Wszyscy szukają odpowiedzi na pytanie, jak rozpoznać samochód po powodzi. Ale jednak warto również powiedzieć sobie, dlaczego takiego pojazdu nie warto kupować. Powód dość prozaiczny, ale ważny. Elektronika, która znajduje się w pojeździe, nie jest odporna na tak mocne działanie wody, która wdziera się dosłownie z każdej strony. Oczywiście, że współczesne auta przygotowane są na spotkania z myjnią, gdzie ma się do czynienia z dużą ilością wody. Tylko że jest to zupełnie inna sprawa i czysta woda. W przypadku powodzi ma się do czynienia ze szlamem i mułem, który osiada na elektronice, doprowadzając do jej uszkodzenia, co będzie też ujawniać się z czasem. Takie ukryte usterki objawiają się w najmniej spodziewanym momencie, np. podczas jazdy na wakacje, co też stanowić może realne zagrożenie nie tylko dla osób w aucie, ale także innych kierowców, jacy w tym momencie znajdować się będą na drodze.

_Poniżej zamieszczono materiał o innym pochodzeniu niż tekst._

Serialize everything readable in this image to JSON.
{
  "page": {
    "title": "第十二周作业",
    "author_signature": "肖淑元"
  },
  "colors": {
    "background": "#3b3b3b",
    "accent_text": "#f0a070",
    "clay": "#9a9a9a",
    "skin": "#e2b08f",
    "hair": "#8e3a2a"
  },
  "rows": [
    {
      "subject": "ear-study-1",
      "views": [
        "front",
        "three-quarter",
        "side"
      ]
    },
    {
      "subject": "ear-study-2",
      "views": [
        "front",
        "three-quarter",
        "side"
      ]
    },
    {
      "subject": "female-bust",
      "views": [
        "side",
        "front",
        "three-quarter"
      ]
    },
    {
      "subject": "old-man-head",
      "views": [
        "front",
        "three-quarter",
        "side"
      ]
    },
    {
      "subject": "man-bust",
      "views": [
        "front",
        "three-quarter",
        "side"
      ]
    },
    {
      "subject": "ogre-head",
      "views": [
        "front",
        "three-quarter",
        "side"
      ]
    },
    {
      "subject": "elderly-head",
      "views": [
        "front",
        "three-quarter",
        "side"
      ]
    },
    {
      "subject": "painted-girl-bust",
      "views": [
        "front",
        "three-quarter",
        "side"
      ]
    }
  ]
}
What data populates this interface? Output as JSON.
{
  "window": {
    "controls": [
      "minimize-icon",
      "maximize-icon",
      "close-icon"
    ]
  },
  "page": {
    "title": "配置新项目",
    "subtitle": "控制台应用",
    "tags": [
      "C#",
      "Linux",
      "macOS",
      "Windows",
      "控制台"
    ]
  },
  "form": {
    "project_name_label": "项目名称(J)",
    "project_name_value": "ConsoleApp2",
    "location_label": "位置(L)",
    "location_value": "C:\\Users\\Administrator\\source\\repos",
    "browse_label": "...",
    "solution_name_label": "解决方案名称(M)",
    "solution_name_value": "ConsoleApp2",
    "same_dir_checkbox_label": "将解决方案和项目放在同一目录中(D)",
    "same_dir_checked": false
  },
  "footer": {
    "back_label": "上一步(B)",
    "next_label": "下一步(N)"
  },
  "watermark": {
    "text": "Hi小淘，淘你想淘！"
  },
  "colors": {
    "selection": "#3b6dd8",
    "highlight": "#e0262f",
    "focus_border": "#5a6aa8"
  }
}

Jak sprawdzić, czy auto nie jest po powodzi?
Pamiętając o kilku ważnych kwestiach, jakie można uporządkować w podpunktach. Pierwszym z nich może być podejrzanie niska cena. To fakt, właściciel może sprzedawać swój samochód, ponieważ ma inne kłopoty finansowe, ale jednak warto się upewnić, czy tak jest faktycznie, że auto nie brało udziału w żadnym zalaniu. Inne czynniki, które powinny wzbudzić dzwonek alarmowy, to:
- zielony osad na listwach i uszczelkach,
- ślady mułu, jakie mogły ostać się pod klapką wlewu paliwa,
- kontrolka “check engine“, która pali się z niewyjaśnionych przez właściciela, przyczyn,
- szary osad, jaki znaleźć można pod uszczelkami, znajdującymi się na powierzchni całego samochodu,
- zaciski hamulcowe, które objęte będą rdzą,
- nieczytelne wyświetlacze, które będą w całości lub w części zaparowane,
- osady w nadkolach i pod osłonami amortyzatorów,
- smród stęchlizny, który wydobywać się będzie z auta,
- problemy z oświetleniem,
- brak dywaników na podłodze.
Warto więc poważnie podejść do zakupu samochodu.